Officials from the FIA and F1 Strategy Group confirmed earlier this year that the Halo would be fitted to all cars from the 2018 season in a bid to improve safety standards, with the deaths of Justin Wilson and Jules Bianchi putting head protection high on the agenda for the series’ chiefs.

Hamilton has long made his opposition to the Halo clear, believing it will ruin the look of F1 cars, and echoed his thoughts ahead of the final Halo-less race in Abu Dhabi this weekend.

“It’s the last year of looking good I think in the cars. It’s the last race where the cars will look good,” Hamilton said.
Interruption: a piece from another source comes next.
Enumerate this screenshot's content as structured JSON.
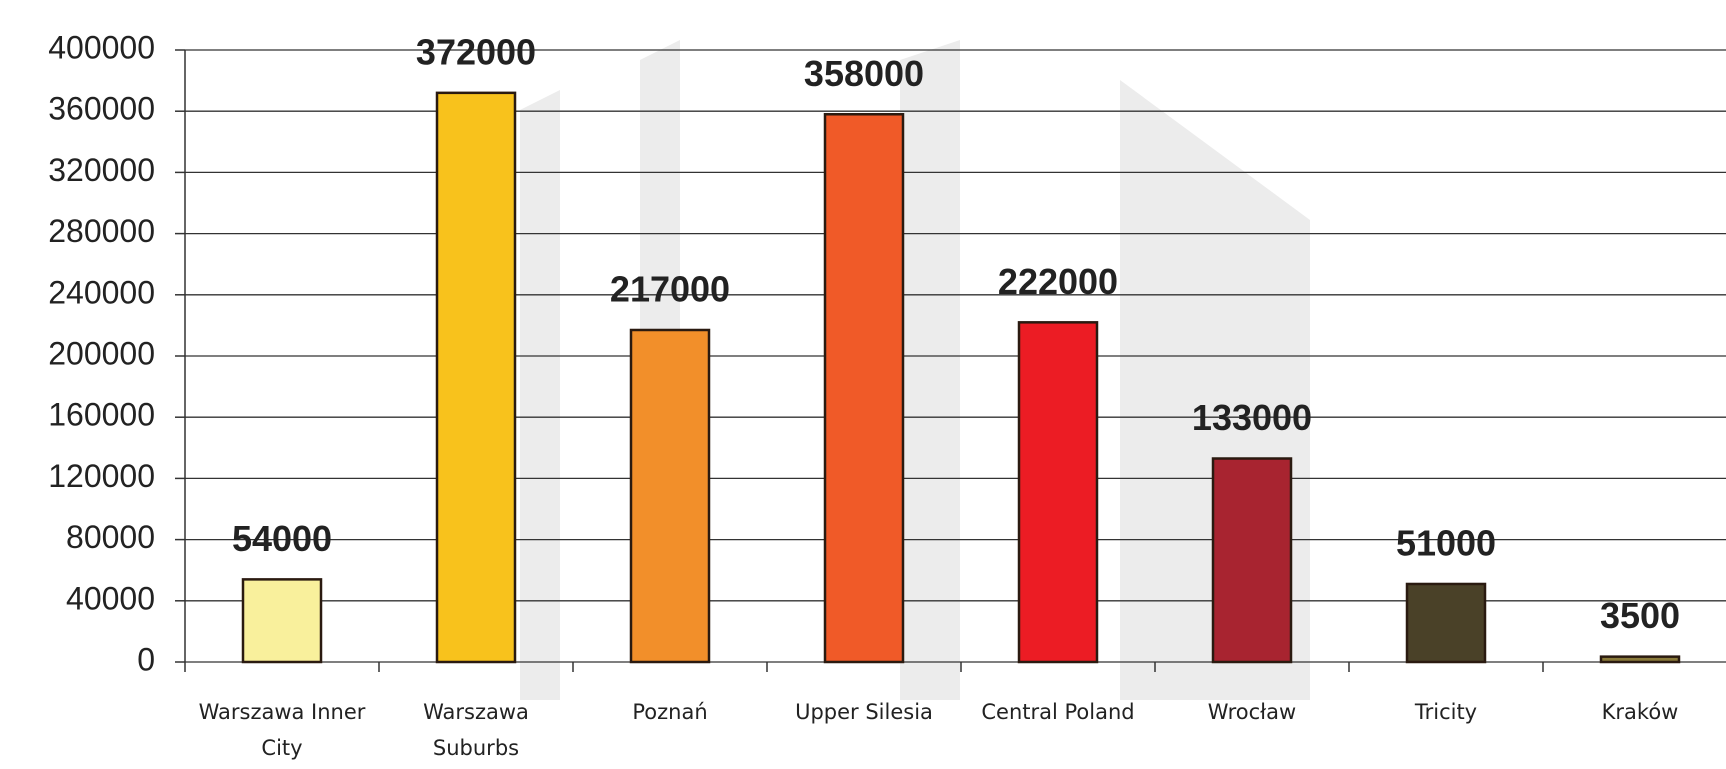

“I think next year, it’s all downhill from there in terms of how they look.

“But safety will go up at least, and maybe it could be successful in some way.”

Hamilton’s F1 title rival Sebastian Vettel was less bothered about the change, believing the field will adjust and move on.

“The cars will look different next year. Everything I’ve seen so far looks different, but on the other hand it is something we all get used to,” Vettel said.

“But no doubt the cars look better now, but we’ll get used to it, and we’ll work on the aesthetics so it can be better. It is less of a big deal.”

Red Bull’s Daniel Ricciardo shared Vettel’s view, saying: “I don’t think it’s gonna be as dramatic as most people make it out to be.”